Coping Mechanism is a column by Mackenna Manidis exploring the care practices of creative people she finds inspiring.
I met Bronze Avery during the summer of 2019, but immediately felt like I’d always known him. We met when I was working as a shop girl in a small boutique in Echo Park, and since I met him at work, I was initially wary that he wouldn’t see me as an equal. In that service industry role, I was all too familiar with being treated as less-than by those in positions of creative power.
But that was before I knew Bronze. Instead, he’s the kind of person who made me feel like the most important one in the room; he radiates care for others, and was someone I could instantly trust. I was drawn to his warm nature and fire outfits, and we bonded over the people-watching opportunities afforded to us along the busy Sunset strip. Even early on, I knew he must be a performer — there was no way he wasn’t with the magnetism he radiates.
A military kid who grew up moving around the US, making stops in Georgia, Washington, Virginia, and Maryland before eventually settling in Florida as a pre-teen, Bronze started exploring the different facets of his personality through art at a young age. “I did a lot of theatre but I always loved pop music,” he said when we got coffee this spring at Laveta in Echo Park. “I knew I wanted to be a pop star. I knew I wanted to make songs.”
His newest track, an aptly summertime and sunshine-flavored beach bop titled “Boys!” is a “song about dating, but more about finding that love, acceptance and confidence in yourself, and using that to have fun,” he explained. The track thoroughly expresses his appreciation for all types of boys, with cheeky and relatable lyrics that I find myself singing while I’m doing dishes, showering, driving.
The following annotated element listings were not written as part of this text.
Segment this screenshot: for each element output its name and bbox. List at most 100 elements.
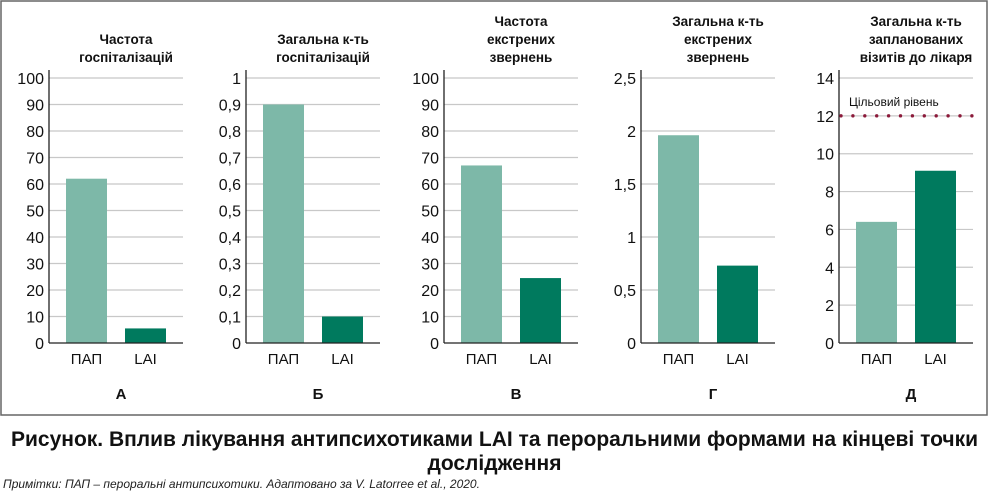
y-tick-label: 30 bbox=[421, 257, 439, 274]
panel-title-line: звернень bbox=[490, 50, 553, 65]
x-tick-label: ПАП bbox=[466, 351, 497, 368]
y-tick-label: 2 bbox=[825, 298, 834, 315]
target-dot bbox=[839, 114, 843, 118]
bar-lai bbox=[520, 278, 561, 343]
x-tick-label: LAI bbox=[726, 351, 749, 368]
y-tick-label: 70 bbox=[421, 151, 439, 168]
x-tick-label: ПАП bbox=[663, 351, 694, 368]
x-tick-label: LAI bbox=[924, 351, 947, 368]
y-tick-label: 2 bbox=[627, 124, 636, 141]
y-tick-label: 0,3 bbox=[219, 257, 241, 274]
panel-title-line: Загальна к-ть bbox=[870, 14, 962, 29]
target-dot bbox=[898, 114, 903, 118]
figure-border bbox=[0, 0, 988, 416]
y-tick-label: 0 bbox=[627, 336, 636, 353]
y-tick-label: 1 bbox=[627, 230, 636, 247]
target-dot bbox=[946, 114, 950, 118]
panel-title-line: Частота bbox=[100, 32, 153, 47]
figure-panels: Частотагоспіталізацій0102030405060708090… bbox=[0, 0, 988, 416]
y-tick-label: 20 bbox=[421, 283, 439, 300]
y-tick-label: 60 bbox=[421, 177, 439, 194]
y-tick-label: 12 bbox=[816, 109, 834, 126]
panel-letter: Б bbox=[313, 386, 324, 403]
y-tick-label: 20 bbox=[26, 283, 44, 300]
y-tick-label: 0,1 bbox=[219, 310, 241, 327]
y-tick-label: 1,5 bbox=[614, 177, 636, 194]
y-tick-label: 0 bbox=[35, 336, 44, 353]
y-tick-label: 40 bbox=[26, 230, 44, 247]
panel-title-line: Частота bbox=[495, 14, 548, 29]
target-dot bbox=[886, 114, 891, 118]
y-tick-label: 14 bbox=[816, 71, 834, 88]
bar-pap bbox=[66, 178, 107, 343]
y-tick-label: 0,4 bbox=[219, 230, 241, 247]
x-tick-label: LAI bbox=[134, 351, 157, 368]
bar-lai bbox=[717, 265, 758, 343]
panel-letter: В bbox=[511, 386, 522, 403]
y-tick-label: 10 bbox=[26, 310, 44, 327]
bar-pap bbox=[658, 135, 699, 343]
y-tick-label: 100 bbox=[412, 71, 439, 88]
y-tick-label: 80 bbox=[421, 124, 439, 141]
x-tick-label: ПАП bbox=[268, 351, 299, 368]
y-tick-label: 60 bbox=[26, 177, 44, 194]
y-tick-label: 90 bbox=[26, 98, 44, 115]
y-tick-label: 0,9 bbox=[219, 98, 241, 115]
y-tick-label: 6 bbox=[825, 222, 834, 239]
y-tick-label: 2,5 bbox=[614, 71, 636, 88]
target-dot bbox=[970, 114, 974, 118]
y-tick-label: 8 bbox=[825, 185, 834, 202]
x-tick-label: LAI bbox=[529, 351, 552, 368]
y-tick-label: 0,5 bbox=[219, 204, 241, 221]
x-tick-label: LAI bbox=[331, 351, 354, 368]
target-dot bbox=[958, 114, 962, 118]
y-tick-label: 0 bbox=[430, 336, 439, 353]
figure-note: Примітки: ПАП – пероральні антипсихотики… bbox=[3, 477, 480, 491]
bar-lai bbox=[322, 316, 363, 343]
panel-title-line: Загальна к-ть bbox=[277, 32, 369, 47]
figure-caption: Рисунок. Вплив лікування антипсихотиками… bbox=[10, 428, 978, 475]
y-tick-label: 4 bbox=[825, 260, 834, 277]
y-tick-label: 0,2 bbox=[219, 283, 241, 300]
y-tick-label: 10 bbox=[816, 147, 834, 164]
y-tick-label: 90 bbox=[421, 98, 439, 115]
bar-lai bbox=[915, 170, 956, 343]
y-tick-label: 50 bbox=[26, 204, 44, 221]
y-tick-label: 0,7 bbox=[219, 151, 241, 168]
panel-title-line: екстрених bbox=[684, 32, 752, 47]
target-label: Цільовий рівень bbox=[849, 95, 939, 109]
y-tick-label: 70 bbox=[26, 151, 44, 168]
bar-pap bbox=[856, 221, 897, 343]
target-dot bbox=[922, 114, 926, 118]
y-tick-label: 30 bbox=[26, 257, 44, 274]
y-tick-label: 1 bbox=[232, 71, 241, 88]
y-tick-label: 100 bbox=[17, 71, 44, 88]
panel-title-line: госпіталізацій bbox=[276, 50, 370, 65]
target-dot bbox=[875, 114, 879, 118]
y-tick-label: 50 bbox=[421, 204, 439, 221]
panel-title-line: звернень bbox=[687, 50, 750, 65]
panel-title-line: запланованих bbox=[869, 32, 964, 47]
bar-pap bbox=[263, 104, 304, 343]
target-dot bbox=[863, 114, 867, 118]
y-tick-label: 0,8 bbox=[219, 124, 241, 141]
x-tick-label: ПАП bbox=[71, 351, 102, 368]
x-tick-label: ПАП bbox=[861, 351, 892, 368]
bar-lai bbox=[125, 328, 166, 343]
target-dot bbox=[934, 114, 938, 118]
target-dot bbox=[910, 114, 915, 118]
y-tick-label: 0,6 bbox=[219, 177, 241, 194]
y-tick-label: 0,5 bbox=[614, 283, 636, 300]
panel-title-line: Загальна к-ть bbox=[672, 14, 764, 29]
y-tick-label: 40 bbox=[421, 230, 439, 247]
y-tick-label: 10 bbox=[421, 310, 439, 327]
y-tick-label: 0 bbox=[232, 336, 241, 353]
panel-letter: А bbox=[116, 386, 127, 403]
panel-letter: Д bbox=[906, 386, 917, 403]
bar-pap bbox=[461, 165, 502, 343]
target-dot bbox=[851, 114, 855, 118]
y-tick-label: 0 bbox=[825, 336, 834, 353]
panel-title-line: візитів до лікаря bbox=[860, 50, 973, 65]
panel-title-line: госпіталізацій bbox=[79, 50, 173, 65]
panel-title-line: екстрених bbox=[487, 32, 555, 47]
Through his songs and visuals — like the fun and flirty accompanying video for “Boys!” — Bronze’s inner circle functions as a built-in coping mechanism for him, as many of them are active collaborators on his creative projects. Not only are these collaborators his friends, but they each offer an additional set of eyes and ears to help bring his ideas into fruition; they’re helping make his genuine explorations of queer friendship, romance and diversity into a reality.
To strengthen the world and the community he’s cultivated through music, Bronze leans on his friends as both creative partners and as outlets for further expanding that self-love. “I’m super aware of talking out my feelings rather than bottling them in,” he shared. “I’m usually the one people call for help or advice, so I can feel extremely weak when it’s my turn to share my worries or ask for additional strength. However, I’ve learned that when I’m just honest and transparent about what’s going on, that’s the best way to keep my mental health in check.”
One way Bronze has found to maintain that closeness is through the art of the group chat. “It’s something my friends and I really love,” he explained. “It’s so nice to have a group of people ready to applaud you for your endeavors. It can get really lonely on the path to where and who you want to be, but having like-minded people in your court is the best feeling when you’re at your highest highs and lowest lows.”
Having a consistent place to put feelings about both wins and losses is something I’ve found a new beauty in, especially during lockdown. I’ve found salvation in 6-foot-apart-walks, and still being able to appreciate my loved ones during a universal time of pause and upheaval has been a gift. Growing the richness of my inner world to this extent is a skill I never thought I would need, especially as an extrovert who has never spent this much time alone, and learning new ways of keeping the outside world close has become even more important.
But even with a new focus on keeping my own company, and more free time than ever to make things, imposter syndrome consistently plagues me when I get the urge to do anything creative. It feels like Bronze can sense this when we talk, and he helps me ease those feelings of doubt by simplifying things. “When it comes to anxiety, it always soothes me to remember that creativity is subjective for everyone,” he said “If you’re making art for other people, your happiness with that art will always rely on those other people. But, if you love something and you’re loud and proud about it, there will be others out there who completely resonate with you.”
Leaning into the idea of just being myself and letting that be enough is something I’ve struggled with for as long as I can remember — and most people reading this can probably relate to that, too. The pressure to be perfect, cool, and clout-y is at an all-time high in 2020 with social media at our fingertips, multiple platforms for staged performance art, as well as an abundance of authentic, off-the-cuff content always a link away, sometimes it’s hard to differentiate which is which.
For Bronze, the most successful projects are also the most natural and intuitive. “Some of the best moments I’ve had in my career came because I trusted my personal gut and people felt and understood what I was saying,” Bronze assured me, before adding: “And for me, weed helps too.”
Hilarious, as always, and unabashedly true to himself, something I’m constantly learning through my relationship with Bronze is the value of not only loving myself, but trusting myself. No matter how messy things get in my brain, if I can find my way back to me, I’ll always be okay. Learning to tune more deeply into myself is extra important given the new anxieties this year has brought, and I feel incredibly lucky to have a friend who has been pushing me in the right direction for as long as I’ve known him.